Pickett's young students, under the guidance of sixth-grade teacher Debbie Alexander, are now looking up to college students as role models to emulate, too. That's where Justin Garritt, a former students enrolled at CSC, showed his commitment to service, too.
Last year, Garritt welcomed elementary school students to the college's campus to befriend the "awesome" NCAA Division III Castleton Spartans football team. Team members welcomed the youngsters to ball practice; the athletes even helped students think about how to score "personal field goals"-valuable advice in any game plan, on or off the gridiron.
The elementary school's mentors helped oversee two so-called gentlemen's clubs for boys. Castleton's single-gender groups-modeled after the highly successful CFES-funded Millville Gentleman's Club in a New Jersey school district-helped harness the energy of young boys providing them with structure, leadership training, social skills, and needed male role models.
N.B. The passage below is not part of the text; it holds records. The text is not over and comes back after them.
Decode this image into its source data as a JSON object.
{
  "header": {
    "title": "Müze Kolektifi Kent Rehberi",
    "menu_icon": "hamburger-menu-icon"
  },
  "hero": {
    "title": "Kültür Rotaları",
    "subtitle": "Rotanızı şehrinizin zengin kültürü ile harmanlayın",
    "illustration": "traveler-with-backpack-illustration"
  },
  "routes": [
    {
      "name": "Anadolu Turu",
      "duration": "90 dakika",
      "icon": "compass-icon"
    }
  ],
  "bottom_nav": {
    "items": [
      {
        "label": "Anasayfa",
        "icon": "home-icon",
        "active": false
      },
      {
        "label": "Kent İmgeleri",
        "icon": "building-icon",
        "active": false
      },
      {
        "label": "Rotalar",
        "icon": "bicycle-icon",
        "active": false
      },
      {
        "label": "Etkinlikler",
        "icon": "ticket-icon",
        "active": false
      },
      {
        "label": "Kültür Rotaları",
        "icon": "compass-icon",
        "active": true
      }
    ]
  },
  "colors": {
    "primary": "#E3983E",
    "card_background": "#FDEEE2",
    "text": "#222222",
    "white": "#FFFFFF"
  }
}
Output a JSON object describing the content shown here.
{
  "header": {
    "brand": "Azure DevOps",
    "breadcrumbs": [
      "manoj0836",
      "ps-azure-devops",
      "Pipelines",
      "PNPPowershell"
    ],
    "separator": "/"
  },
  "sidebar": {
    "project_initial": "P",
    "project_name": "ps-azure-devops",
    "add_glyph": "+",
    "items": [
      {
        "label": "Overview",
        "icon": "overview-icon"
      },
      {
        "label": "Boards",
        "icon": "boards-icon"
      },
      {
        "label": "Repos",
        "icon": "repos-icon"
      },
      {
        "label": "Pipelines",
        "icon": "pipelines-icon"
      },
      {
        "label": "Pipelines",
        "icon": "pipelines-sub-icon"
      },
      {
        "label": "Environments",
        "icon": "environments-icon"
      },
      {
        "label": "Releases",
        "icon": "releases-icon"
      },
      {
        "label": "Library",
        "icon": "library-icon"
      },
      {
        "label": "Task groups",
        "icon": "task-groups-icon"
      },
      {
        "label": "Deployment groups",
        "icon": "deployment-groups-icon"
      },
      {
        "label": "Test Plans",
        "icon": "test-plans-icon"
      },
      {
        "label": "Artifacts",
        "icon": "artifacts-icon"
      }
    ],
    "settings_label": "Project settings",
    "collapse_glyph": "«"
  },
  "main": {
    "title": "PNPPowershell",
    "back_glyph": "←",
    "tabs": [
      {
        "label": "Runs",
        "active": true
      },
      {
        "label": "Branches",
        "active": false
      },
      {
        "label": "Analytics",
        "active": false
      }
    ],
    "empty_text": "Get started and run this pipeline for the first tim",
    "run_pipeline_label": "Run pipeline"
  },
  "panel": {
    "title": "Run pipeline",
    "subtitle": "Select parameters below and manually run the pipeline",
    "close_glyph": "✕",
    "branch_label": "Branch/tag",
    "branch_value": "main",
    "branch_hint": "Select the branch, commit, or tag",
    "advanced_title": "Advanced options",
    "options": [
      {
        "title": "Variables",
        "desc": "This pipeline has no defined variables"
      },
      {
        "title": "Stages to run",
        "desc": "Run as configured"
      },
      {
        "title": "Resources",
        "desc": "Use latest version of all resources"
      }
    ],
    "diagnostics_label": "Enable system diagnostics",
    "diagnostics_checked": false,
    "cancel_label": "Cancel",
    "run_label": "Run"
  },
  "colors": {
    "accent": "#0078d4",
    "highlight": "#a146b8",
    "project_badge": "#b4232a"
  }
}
"All our community service leadership efforts stress a strong work ethic, academic improvement, and social skills," said Alexander. "In the case of our boys, they can still be boys but they can also discover pride in serving others in their immediate community and beyond."
The Castleton program is one example, among others, that demonstrate that leadership through service programs, sponsored by organizations such as CFES, are working.
French aviator and author Antoine de Saint Exupery might have anticipated the work of CFES's adult- and peer-leadership mentors like Justin Garritt and Maci Bowens when he wrote: "It is not for us to forecast the future, but to shape it."